Friday, Jan 28, 2011
Today we had an outing to the market town of San Francisco, a town about an hour´s bus ride from here and 2,000 feet higher into the clouds. Our house mother told us that, in San Francisco, everything is for sale. It sure seemed like it. The market square is huge, but to get there you have to walk through the narrow streets which are lined with vendors selling everything from used tools and salvaged car parts, to Colgate toothpaste, to Guatemalan textiles. As you climb up to the market square, mobile vendors push by carrying handfuls of braided garlic and massive baskets on their heads filled with live chickens. Occasionally you come to an especially narrow area where the crush of people kind of jams up. At first I politely waited for oncoming traffic to pass until I realized that the people behind me were shoving past me. So I just started shoving my way through too. This is no place for someone with personal space issues.
Once in the square, things get really interesting. The huge plaza is roughly divided into sections for selling meat and vegetables, for live animals (further subdivided into the piggy area, the poultry area and the cow area), and then running around the perimeter are the hot food vendors selling tortillas and tomales, fried chicken and chicharrones (fried pig skin), hot corn porridge and arroz con leche, a hot milky drink. The chicken smelled so good that we risked the potential bellyache and had a piece. It was mighty tasty. We didn´t do much buying but we got lots of photos. Some people were very willing to be photographed and others were not. Totally understandable... they are there to sell their goods, and I can imagine that with so many tourists moving through the market every day and taking photos that sometimes they must feel like they´re on display.

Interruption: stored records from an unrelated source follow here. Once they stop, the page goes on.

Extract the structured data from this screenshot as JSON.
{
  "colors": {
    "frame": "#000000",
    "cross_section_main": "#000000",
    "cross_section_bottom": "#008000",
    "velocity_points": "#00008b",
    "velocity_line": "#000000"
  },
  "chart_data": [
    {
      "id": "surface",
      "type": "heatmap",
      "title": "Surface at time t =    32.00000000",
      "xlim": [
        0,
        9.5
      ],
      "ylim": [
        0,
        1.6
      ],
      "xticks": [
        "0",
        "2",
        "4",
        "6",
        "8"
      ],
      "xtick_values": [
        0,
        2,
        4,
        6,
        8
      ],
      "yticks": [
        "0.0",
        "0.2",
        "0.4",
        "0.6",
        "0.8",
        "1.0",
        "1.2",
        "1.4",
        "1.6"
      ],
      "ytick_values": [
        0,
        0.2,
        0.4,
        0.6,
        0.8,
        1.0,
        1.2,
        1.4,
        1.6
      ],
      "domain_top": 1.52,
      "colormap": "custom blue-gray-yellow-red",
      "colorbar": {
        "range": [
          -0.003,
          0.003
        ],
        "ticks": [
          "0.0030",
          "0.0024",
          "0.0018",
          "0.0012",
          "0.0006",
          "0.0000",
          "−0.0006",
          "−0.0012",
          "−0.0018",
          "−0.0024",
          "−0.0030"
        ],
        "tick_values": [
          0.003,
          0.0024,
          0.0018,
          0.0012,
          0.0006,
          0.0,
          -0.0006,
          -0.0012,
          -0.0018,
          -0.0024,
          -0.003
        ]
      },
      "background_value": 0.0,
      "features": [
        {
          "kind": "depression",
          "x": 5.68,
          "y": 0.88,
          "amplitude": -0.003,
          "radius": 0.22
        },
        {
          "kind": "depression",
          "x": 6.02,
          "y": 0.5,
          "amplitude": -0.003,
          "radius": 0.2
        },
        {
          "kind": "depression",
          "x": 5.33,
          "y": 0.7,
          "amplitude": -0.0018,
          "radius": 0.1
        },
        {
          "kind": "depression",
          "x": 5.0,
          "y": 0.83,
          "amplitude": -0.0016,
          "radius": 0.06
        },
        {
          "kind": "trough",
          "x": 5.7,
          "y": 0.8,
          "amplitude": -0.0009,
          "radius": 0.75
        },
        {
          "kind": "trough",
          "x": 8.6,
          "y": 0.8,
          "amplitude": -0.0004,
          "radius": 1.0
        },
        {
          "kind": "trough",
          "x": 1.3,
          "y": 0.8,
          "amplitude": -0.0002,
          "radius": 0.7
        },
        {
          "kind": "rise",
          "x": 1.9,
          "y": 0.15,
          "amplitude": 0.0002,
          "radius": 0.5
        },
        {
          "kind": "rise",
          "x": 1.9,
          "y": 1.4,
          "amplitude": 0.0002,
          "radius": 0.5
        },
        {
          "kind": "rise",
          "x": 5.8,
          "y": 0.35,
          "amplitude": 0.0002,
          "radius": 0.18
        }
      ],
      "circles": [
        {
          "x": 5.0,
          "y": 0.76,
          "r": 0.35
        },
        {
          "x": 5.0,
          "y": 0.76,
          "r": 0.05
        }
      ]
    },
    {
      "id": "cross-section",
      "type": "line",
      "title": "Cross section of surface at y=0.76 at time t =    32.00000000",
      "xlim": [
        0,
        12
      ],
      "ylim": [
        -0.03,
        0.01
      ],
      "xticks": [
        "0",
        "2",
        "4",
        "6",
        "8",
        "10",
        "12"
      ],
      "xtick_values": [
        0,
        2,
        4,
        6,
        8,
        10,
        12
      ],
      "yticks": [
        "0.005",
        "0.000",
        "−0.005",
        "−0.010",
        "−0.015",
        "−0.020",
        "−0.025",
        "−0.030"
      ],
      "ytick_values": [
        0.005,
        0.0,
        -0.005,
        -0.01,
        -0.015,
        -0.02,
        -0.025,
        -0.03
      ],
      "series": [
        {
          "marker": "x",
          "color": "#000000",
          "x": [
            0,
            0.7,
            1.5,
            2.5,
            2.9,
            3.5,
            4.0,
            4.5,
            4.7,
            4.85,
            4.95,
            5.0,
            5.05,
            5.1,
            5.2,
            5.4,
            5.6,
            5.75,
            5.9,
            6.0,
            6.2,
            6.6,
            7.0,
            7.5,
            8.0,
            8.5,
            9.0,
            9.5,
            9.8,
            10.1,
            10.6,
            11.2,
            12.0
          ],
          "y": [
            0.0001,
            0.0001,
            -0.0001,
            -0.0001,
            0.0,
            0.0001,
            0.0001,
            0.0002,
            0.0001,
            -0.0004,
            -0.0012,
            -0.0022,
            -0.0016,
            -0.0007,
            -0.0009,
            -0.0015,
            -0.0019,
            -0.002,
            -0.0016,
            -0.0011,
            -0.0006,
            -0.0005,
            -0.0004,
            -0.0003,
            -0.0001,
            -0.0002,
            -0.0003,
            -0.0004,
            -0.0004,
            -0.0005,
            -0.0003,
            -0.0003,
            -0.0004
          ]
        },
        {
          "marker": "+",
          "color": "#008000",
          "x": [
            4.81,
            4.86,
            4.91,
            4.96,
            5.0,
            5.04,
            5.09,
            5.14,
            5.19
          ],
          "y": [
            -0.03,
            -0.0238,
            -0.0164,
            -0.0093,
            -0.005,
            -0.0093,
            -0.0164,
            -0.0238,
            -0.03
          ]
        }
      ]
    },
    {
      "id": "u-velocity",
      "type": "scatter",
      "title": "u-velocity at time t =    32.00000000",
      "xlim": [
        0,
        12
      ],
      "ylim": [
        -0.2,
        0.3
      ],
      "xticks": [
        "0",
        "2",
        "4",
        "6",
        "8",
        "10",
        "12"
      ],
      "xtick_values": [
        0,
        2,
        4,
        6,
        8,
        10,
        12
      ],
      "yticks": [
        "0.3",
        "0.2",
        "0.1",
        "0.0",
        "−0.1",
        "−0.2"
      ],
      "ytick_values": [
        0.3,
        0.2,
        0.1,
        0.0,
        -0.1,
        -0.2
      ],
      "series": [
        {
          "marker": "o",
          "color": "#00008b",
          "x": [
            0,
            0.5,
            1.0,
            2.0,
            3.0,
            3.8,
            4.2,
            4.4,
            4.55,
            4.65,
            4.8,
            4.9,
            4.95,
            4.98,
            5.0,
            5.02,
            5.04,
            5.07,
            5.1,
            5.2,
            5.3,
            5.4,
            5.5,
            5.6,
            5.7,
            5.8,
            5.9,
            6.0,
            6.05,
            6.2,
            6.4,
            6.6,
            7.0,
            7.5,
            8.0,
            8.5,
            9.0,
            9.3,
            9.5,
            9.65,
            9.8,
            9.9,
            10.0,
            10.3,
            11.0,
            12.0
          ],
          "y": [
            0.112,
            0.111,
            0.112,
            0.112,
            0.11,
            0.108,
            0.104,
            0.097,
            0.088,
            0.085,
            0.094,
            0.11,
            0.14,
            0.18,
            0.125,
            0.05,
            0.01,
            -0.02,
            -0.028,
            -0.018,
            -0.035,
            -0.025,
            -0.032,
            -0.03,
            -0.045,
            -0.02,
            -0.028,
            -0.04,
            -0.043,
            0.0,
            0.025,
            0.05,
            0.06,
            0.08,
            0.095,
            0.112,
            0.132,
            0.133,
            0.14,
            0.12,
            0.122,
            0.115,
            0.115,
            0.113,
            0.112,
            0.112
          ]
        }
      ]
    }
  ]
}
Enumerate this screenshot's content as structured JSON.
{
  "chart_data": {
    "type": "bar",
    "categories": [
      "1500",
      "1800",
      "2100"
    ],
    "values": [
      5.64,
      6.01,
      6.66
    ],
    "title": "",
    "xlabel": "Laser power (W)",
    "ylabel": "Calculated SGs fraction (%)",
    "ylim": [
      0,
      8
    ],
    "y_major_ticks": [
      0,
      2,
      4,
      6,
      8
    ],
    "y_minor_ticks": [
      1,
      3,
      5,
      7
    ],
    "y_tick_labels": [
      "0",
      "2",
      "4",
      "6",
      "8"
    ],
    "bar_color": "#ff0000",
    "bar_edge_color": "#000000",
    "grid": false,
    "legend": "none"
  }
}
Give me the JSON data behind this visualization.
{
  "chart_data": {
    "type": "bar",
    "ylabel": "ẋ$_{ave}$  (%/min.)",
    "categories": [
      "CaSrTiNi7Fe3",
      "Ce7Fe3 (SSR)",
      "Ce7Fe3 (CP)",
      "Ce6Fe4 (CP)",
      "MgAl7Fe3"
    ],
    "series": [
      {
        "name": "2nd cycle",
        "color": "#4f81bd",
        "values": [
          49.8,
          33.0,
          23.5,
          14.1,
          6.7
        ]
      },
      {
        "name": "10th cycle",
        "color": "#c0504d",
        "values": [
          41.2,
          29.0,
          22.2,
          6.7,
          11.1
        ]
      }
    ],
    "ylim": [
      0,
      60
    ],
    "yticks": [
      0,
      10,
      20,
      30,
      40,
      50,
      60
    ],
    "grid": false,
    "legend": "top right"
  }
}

I got a good chance to visit with the various vendors, asking about what they were selling, learning the many different words in Guatemala for pig (puerco and coche being the two I remember), and haggling for earrings. All good stuff. The best was the pig area. There were young men and old women selling their piggys, and each of them had their goods, on the hoof, tethered by frayed rope and held securely in hand. It looked as if they had gone out to walk the pigs and decided to sit down for a rest. Fabulous!
We only had a few hours at the market, but with the long bus ride, it took the entire morning, so that was our class for the day. Because it´s the end of the week, that also meant it was our last day with our current teachers. My last day with Saul. I told him I had discovered a new word in my dictionary that I believed applied to him... sinverguenza. According to mi diccionario, it means cheeky devil. Es perfecto. When I told him, he nodded knowing and said “gracias.” I will miss him.
Tonight was the graduation ceremony for the students that finished up their studies this week. Most have been here for quite some time, some for two weeks, some for as long as six weeks. Each Friday night, the school gives graduating students a chance to demonstrate their Spanish abilities to the rest of the school by hosting the graduation followed by a typical Guatemalan dinner. Students can perform skits or sing songs or read poetry or whatever they want to do. The graduating students do the cooking (I think) and the current students provide the beverages. Some brought juice, a few brought soda, but it was almost exclusively beer, except, of course, for the bottles of rum and tequila and Guatemalan liquor. …and a good time was had by all.
The teachers kicked off the party by forming a band and leading those in attendance in rousing revolutionary songs. Participation involved loud and exuberant singing as well as noisy drum rolls on the table or laps or anything else handy to bang on. There were heartfelt speeches from the graduates thanking their teachers and the school and one original song by Megan and Paula that was a play on their struggle to learn the various conjugations of verbs. What I understood of it was hilarious.
The student body here is very interesting. The PLQ school is a cooperative and is dedicated to preserving the history of Guatemala (particularly the history of oppression and the struggle for justice) as well as participating in the continuing struggle for peace and justice throughout Latin America. Consequently, the students here, in general, have similar political and world views. Extremely progressive. Many of the students here have lived all over the world, have worked for the peace corp or found volunteer opportunities in Africa or Central America or elsewhere. Many are quite young and the experiences they have already had in their short lives could fill books. There are quite a few vegetarians, lots of artists (film-makers, playwrights, painters, etc) and a higher than average number of people sporting dreadlocks. It´s so interesting to meet and get to know them. We have already made several good new friends – people that I hope to stay connected to well beyond our time here.